Module-Specific Mistake Radar
Start with these traps. Replace or extend them with real mistakes from your own work.
| Mistake to look for | Where it shows up | Symptom | Repair evidence |
|---|---|---|---|
| Finishing SLO and Alert Lab with only a final answer | SLO and Alert Lab | The work has no failed case, trace, test, proof gap, or design stress point. | Add the smallest broken example and show the repair that changes the result. |
| Finishing Observability Instrumentation Workshop with only a final answer | Observability Instrumentation Workshop | The work has no failed case, trace, test, proof gap, or design stress point. | Add the smallest broken example and show the repair that changes the result. |
| Finishing Threat Model and Security Clinic with only a final answer | Threat Model and Security Clinic | The work has no failed case, trace, test, proof gap, or design stress point. | Add the smallest broken example and show the repair that changes the result. |
| Finishing Operational Katas with only a final answer | Operational Katas | The work has no failed case, trace, test, proof gap, or design stress point. | Add the smallest broken example and show the repair that changes the result. |
| Treating Writing One Real SLI and SLO for Your Capstone as vocabulary instead of a tool | Writing One Real SLI and SLO for Your Capstone | The explanation names the concept but cannot decide between two cases. | Write one example, one non-example, and the rule that separates them. |
| Treating Error Budget for a Capstone: Small but Real as vocabulary instead of a tool | Error Budget for a Capstone: Small but Real | The explanation names the concept but cannot decide between two cases. | Write one example, one non-example, and the rule that separates them. |
Practice Mistake Checks
Pull any miss from these checks into your mistake log.
SLO and Alert Lab
Source: practice/01-slo-and-alert-lab.md
For each statement, identify the error:
- "Our SLO is 100% -- anything less and users complain."
- "We alert if error rate exceeds 1%; that's our SLO alert."
- "Budget is fine; we're at 78% consumed with 3 days left in the window."
- "We used the
AmazonFreeTierMetricsdefault for our SLO target." - "The alert fires on CPU > 90% because that's when things get slow."
Observability Instrumentation Workshop
Source: practice/02-o11y-instrumentation-workshop.md
For each statement, identify the error:
- "We log everything, just in case."
- "Our dashboard has 34 panels; all of them matter."
- "We sample 100% of traces; disk is cheap."
- "Span name is
db.query(SELECT * FROM users WHERE id=42)so we know exactly which query." - "We don't need
trace_idin logs; the timestamps are enough to correlate."
Threat Model and Security Clinic
Source: practice/03-threat-model-and-security-clinic.md
- "We ran STRIDE but couldn't find gaps, so we're fine."
- "Our
.envhas all the secrets; Git won't commit it by accident." - "
AmazonS3FullAccessis easier; we'll tighten it later." - "We enabled RDS backups, so we're backup-ready."
- "CI uses
Action: *, Resource: *because it deploys a lot of services."
Repair Protocol
For each real mistake:
- Reproduce the failure on the smallest example, trace, proof, query, command, or design sketch.
- Name the hidden assumption.
- Repair the artifact.
- Save evidence that changed: failing then passing test, corrected proof step, revised diagram, safer command, benchmark, or review note.

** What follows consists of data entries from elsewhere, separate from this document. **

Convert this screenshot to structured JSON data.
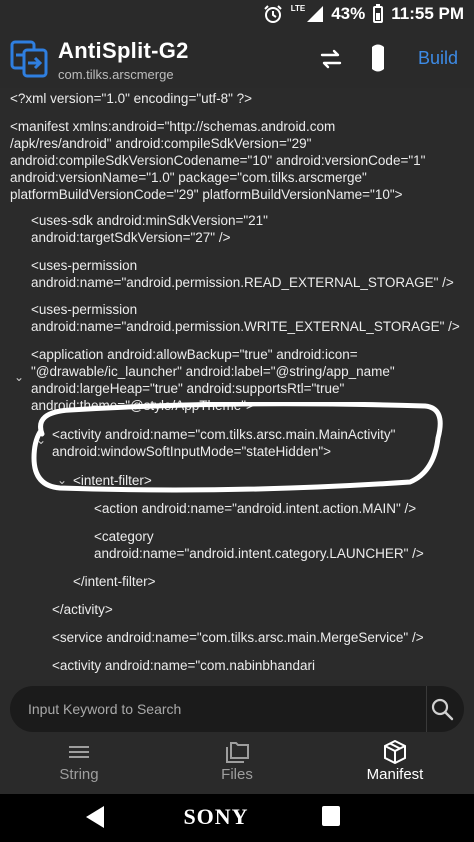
{
  "status_bar": {
    "network": "LTE",
    "battery": "43%",
    "time": "11:55 PM"
  },
  "app_bar": {
    "title": "AntiSplit-G2",
    "subtitle": "com.tilks.arscmerge",
    "build_label": "Build"
  },
  "code": {
    "lines": [
      "<?xml version=\"1.0\" encoding=\"utf-8\" ?>",
      "<manifest xmlns:android=\"http://schemas.android.com",
      "/apk/res/android\" android:compileSdkVersion=\"29\"",
      "android:compileSdkVersionCodename=\"10\" android:versionCode=\"1\"",
      "android:versionName=\"1.0\" package=\"com.tilks.arscmerge\"",
      "platformBuildVersionCode=\"29\" platformBuildVersionName=\"10\">",
      "<uses-sdk android:minSdkVersion=\"21\"",
      "android:targetSdkVersion=\"27\" />",
      "<uses-permission",
      "android:name=\"android.permission.READ_EXTERNAL_STORAGE\" />",
      "<uses-permission",
      "android:name=\"android.permission.WRITE_EXTERNAL_STORAGE\" />",
      "<application android:allowBackup=\"true\" android:icon=",
      "\"@drawable/ic_launcher\" android:label=\"@string/app_name\"",
      "android:largeHeap=\"true\" android:supportsRtl=\"true\"",
      "android:theme=\"@style/AppTheme\">",
      "<activity android:name=\"com.tilks.arsc.main.MainActivity\"",
      "android:windowSoftInputMode=\"stateHidden\">",
      "<intent-filter>",
      "<action android:name=\"android.intent.action.MAIN\" />",
      "<category",
      "android:name=\"android.intent.category.LAUNCHER\" />",
      "</intent-filter>",
      "</activity>",
      "<service android:name=\"com.tilks.arsc.main.MergeService\" />",
      "<activity android:name=\"com.nabinbhandari"
    ],
    "fold_marker": "⌄"
  },
  "search": {
    "placeholder": "Input Keyword to Search"
  },
  "tabs": [
    {
      "label": "String",
      "icon": "list-icon",
      "active": false
    },
    {
      "label": "Files",
      "icon": "folders-icon",
      "active": false
    },
    {
      "label": "Manifest",
      "icon": "package-icon",
      "active": true
    }
  ],
  "nav_bar": {
    "brand": "SONY"
  },
  "colors": {
    "background": "#2b2b2b",
    "accent": "#3d8be6",
    "annotation": "#ffffff"
  }
}
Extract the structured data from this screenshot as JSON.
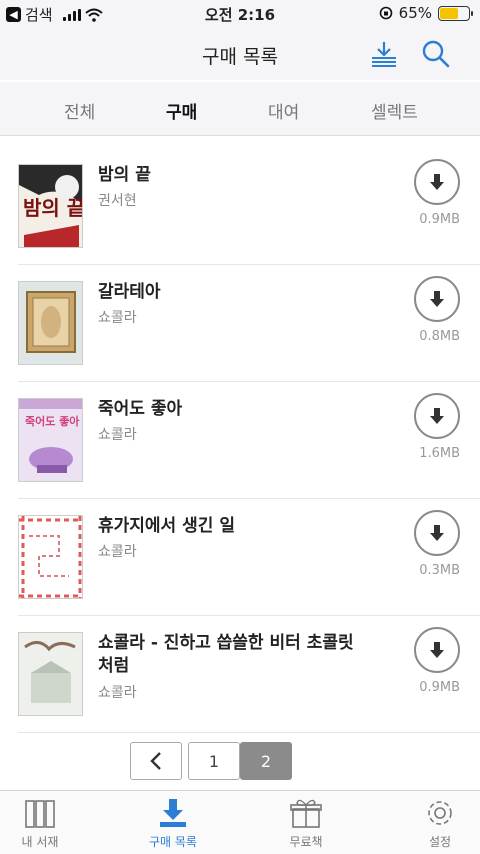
{
  "status_bar": {
    "back_app": "검색",
    "time": "오전 2:16",
    "battery": "65%",
    "battery_level": 0.65
  },
  "header": {
    "title": "구매 목록",
    "download_icon": "download-all-icon",
    "search_icon": "search-icon"
  },
  "tabs": [
    {
      "label": "전체",
      "active": false
    },
    {
      "label": "구매",
      "active": true
    },
    {
      "label": "대여",
      "active": false
    },
    {
      "label": "셀렉트",
      "active": false
    }
  ],
  "books": [
    {
      "title": "밤의 끝",
      "author": "권서현",
      "size": "0.9MB"
    },
    {
      "title": "갈라테아",
      "author": "쇼콜라",
      "size": "0.8MB"
    },
    {
      "title": "죽어도 좋아",
      "author": "쇼콜라",
      "size": "1.6MB"
    },
    {
      "title": "휴가지에서 생긴 일",
      "author": "쇼콜라",
      "size": "0.3MB"
    },
    {
      "title": "쇼콜라 - 진하고 씁쓸한 비터 초콜릿 처럼",
      "author": "쇼콜라",
      "size": "0.9MB"
    }
  ],
  "cover_text": {
    "c1": "밤의 끝",
    "c3": "죽어도 좋아"
  },
  "pagination": {
    "pages": [
      "1",
      "2"
    ],
    "current": "2"
  },
  "bottom_nav": [
    {
      "label": "내 서재",
      "icon": "bookshelf-icon",
      "active": false
    },
    {
      "label": "구매 목록",
      "icon": "download-tray-icon",
      "active": true
    },
    {
      "label": "무료책",
      "icon": "gift-icon",
      "active": false
    },
    {
      "label": "설정",
      "icon": "gear-icon",
      "active": false
    }
  ],
  "colors": {
    "accent": "#2b7ed4",
    "header_bg": "#f5f5f7",
    "battery": "#f5c400"
  }
}
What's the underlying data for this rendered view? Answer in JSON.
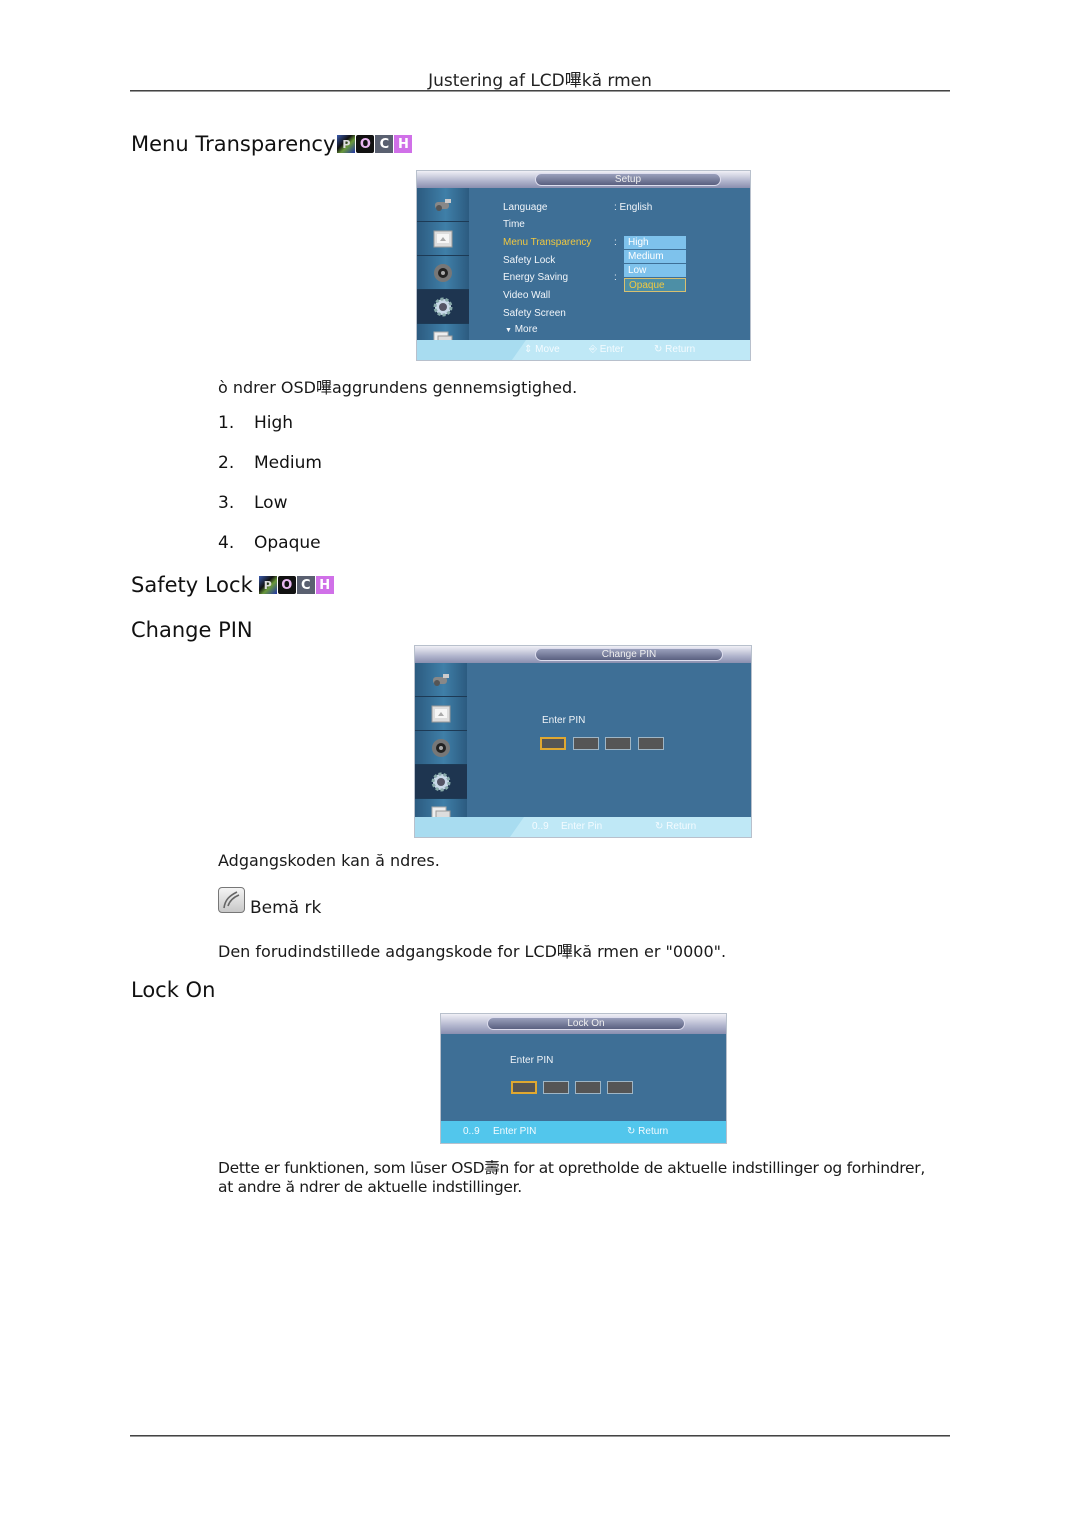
{
  "header": {
    "title": "Justering af LCD嗶kă rmen"
  },
  "sections": {
    "menu_transparency": {
      "heading": "Menu Transparency",
      "badges": [
        "P",
        "O",
        "C",
        "H"
      ],
      "osd": {
        "title": "Setup",
        "items": [
          {
            "label": "Language",
            "value": ": English"
          },
          {
            "label": "Time"
          },
          {
            "label": "Menu Transparency",
            "value": ":",
            "highlighted": true
          },
          {
            "label": "Safety Lock"
          },
          {
            "label": "Energy Saving",
            "value": ":"
          },
          {
            "label": "Video Wall"
          },
          {
            "label": "Safety Screen"
          },
          {
            "label": "More"
          }
        ],
        "dropdown": [
          "High",
          "Medium",
          "Low",
          "Opaque"
        ],
        "dropdown_selected": "Opaque",
        "footer": {
          "move": "Move",
          "enter": "Enter",
          "return": "Return"
        }
      },
      "description": "ò ndrer OSD嗶aggrundens gennemsigtighed.",
      "options": [
        {
          "num": "1.",
          "label": "High"
        },
        {
          "num": "2.",
          "label": "Medium"
        },
        {
          "num": "3.",
          "label": "Low"
        },
        {
          "num": "4.",
          "label": "Opaque"
        }
      ]
    },
    "safety_lock": {
      "heading": "Safety Lock",
      "badges": [
        "P",
        "O",
        "C",
        "H"
      ]
    },
    "change_pin": {
      "heading": "Change PIN",
      "osd": {
        "title": "Change PIN",
        "label": "Enter PIN",
        "footer": {
          "digits": "0..9",
          "enter": "Enter Pin",
          "return": "Return"
        }
      },
      "description": "Adgangskoden kan ă ndres.",
      "note_title": "Bemă rk",
      "note_text": "Den forudindstillede adgangskode for LCD嗶kă rmen er \"0000\"."
    },
    "lock_on": {
      "heading": "Lock On",
      "osd": {
        "title": "Lock On",
        "label": "Enter PIN",
        "footer": {
          "digits": "0..9",
          "enter": "Enter PIN",
          "return": "Return"
        }
      },
      "description_line1": "Dette er funktionen, som lūser OSD壽n for at opretholde de aktuelle indstillinger og forhindrer,",
      "description_line2": "at andre ă ndrer de aktuelle indstillinger."
    }
  }
}
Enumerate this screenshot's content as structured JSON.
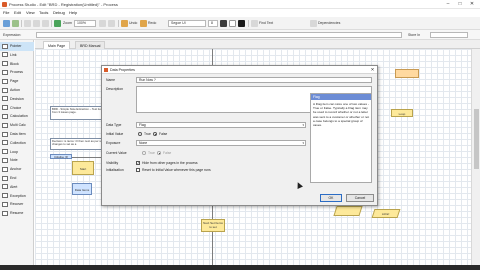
{
  "window": {
    "title": "Process Studio - Edit \"BRD - Registration(Untitled)\" - Process",
    "controls": [
      "–",
      "□",
      "✕"
    ]
  },
  "menu": [
    "File",
    "Edit",
    "View",
    "Tools",
    "Debug",
    "Help"
  ],
  "toolbar": {
    "zoom_label": "Zoom",
    "zoom_value": "100%",
    "font_value": "Segoe UI",
    "font_size": "8",
    "find_text_label": "Find Text",
    "dependencies_label": "Dependencies",
    "undo_label": "Undo",
    "redo_label": "Redo"
  },
  "expression_bar": {
    "label": "Expression:",
    "store_label": "Store In",
    "store_value": ""
  },
  "toolbox": {
    "items": [
      {
        "label": "Pointer",
        "selected": true
      },
      {
        "label": "Link"
      },
      {
        "label": "Block"
      },
      {
        "label": "Process"
      },
      {
        "label": "Page"
      },
      {
        "label": "Action"
      },
      {
        "label": "Decision"
      },
      {
        "label": "Choice"
      },
      {
        "label": "Calculation"
      },
      {
        "label": "Multi Calc"
      },
      {
        "label": "Data Item"
      },
      {
        "label": "Collection"
      },
      {
        "label": "Loop"
      },
      {
        "label": "Note"
      },
      {
        "label": "Anchor"
      },
      {
        "label": "End"
      },
      {
        "label": "Alert"
      },
      {
        "label": "Exception"
      },
      {
        "label": "Recover"
      },
      {
        "label": "Resume"
      }
    ]
  },
  "tabs": [
    {
      "label": "Main Page",
      "active": true
    },
    {
      "label": "BRD Manual"
    }
  ],
  "canvas": {
    "note_text": "BRD - Simple Note Extraction – Test items: from 3 issues page.",
    "note2_text": "Decision: is items >0 then next as per set changes to set as a",
    "note3_text": "Initialise (if)",
    "start_label": "Start",
    "small_label": "Data Items",
    "bottom_label": "Next Set Items to set",
    "right_label": "Loop",
    "right_label2": "Done"
  },
  "dialog": {
    "title": "Data Properties",
    "name_label": "Name",
    "name_value": "Run Now ?",
    "description_label": "Description",
    "description_value": "",
    "data_type_label": "Data Type",
    "data_type_value": "Flag",
    "initial_value_label": "Initial Value",
    "radio_true": "True",
    "radio_false": "False",
    "initial_selected": "False",
    "exposure_label": "Exposure",
    "exposure_value": "None",
    "current_value_label": "Current Value",
    "current_true": "True",
    "current_false": "False",
    "visibility_label": "Visibility",
    "visibility_check": "Hide from other pages in the process",
    "initialisation_label": "Initialisation",
    "initialisation_check": "Reset to Initial Value whenever this page runs",
    "ok_label": "OK",
    "cancel_label": "Cancel",
    "help": {
      "heading": "Flag",
      "body": "A Flag item can store one of two values - True or False. Typically a Flag item may be used to record whether or not a letter was sent to a customer or whether or not a case belongs to a special group of cases."
    }
  }
}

- Add one retrieval card beginning with Check... before... or Do not use... when....
Mistake Log
| Date | Mistake | Symptom | Root cause | Repair evidence | Retrieval card |
|---|---|---|---|---|---|
| Starter | Pick one radar row above | Explain how it would fail in this module | Name the assumption | Add a counterexample or corrected artifact | Write the card before closing the page |
Completion Standard
- At least five real mistakes are logged.
- At least two mistakes include a counterexample or failing test.
- At least one mistake connects to an older semester skill.
- At least one correction changes code, a proof, a diagram, a command transcript, a query, or a design decision.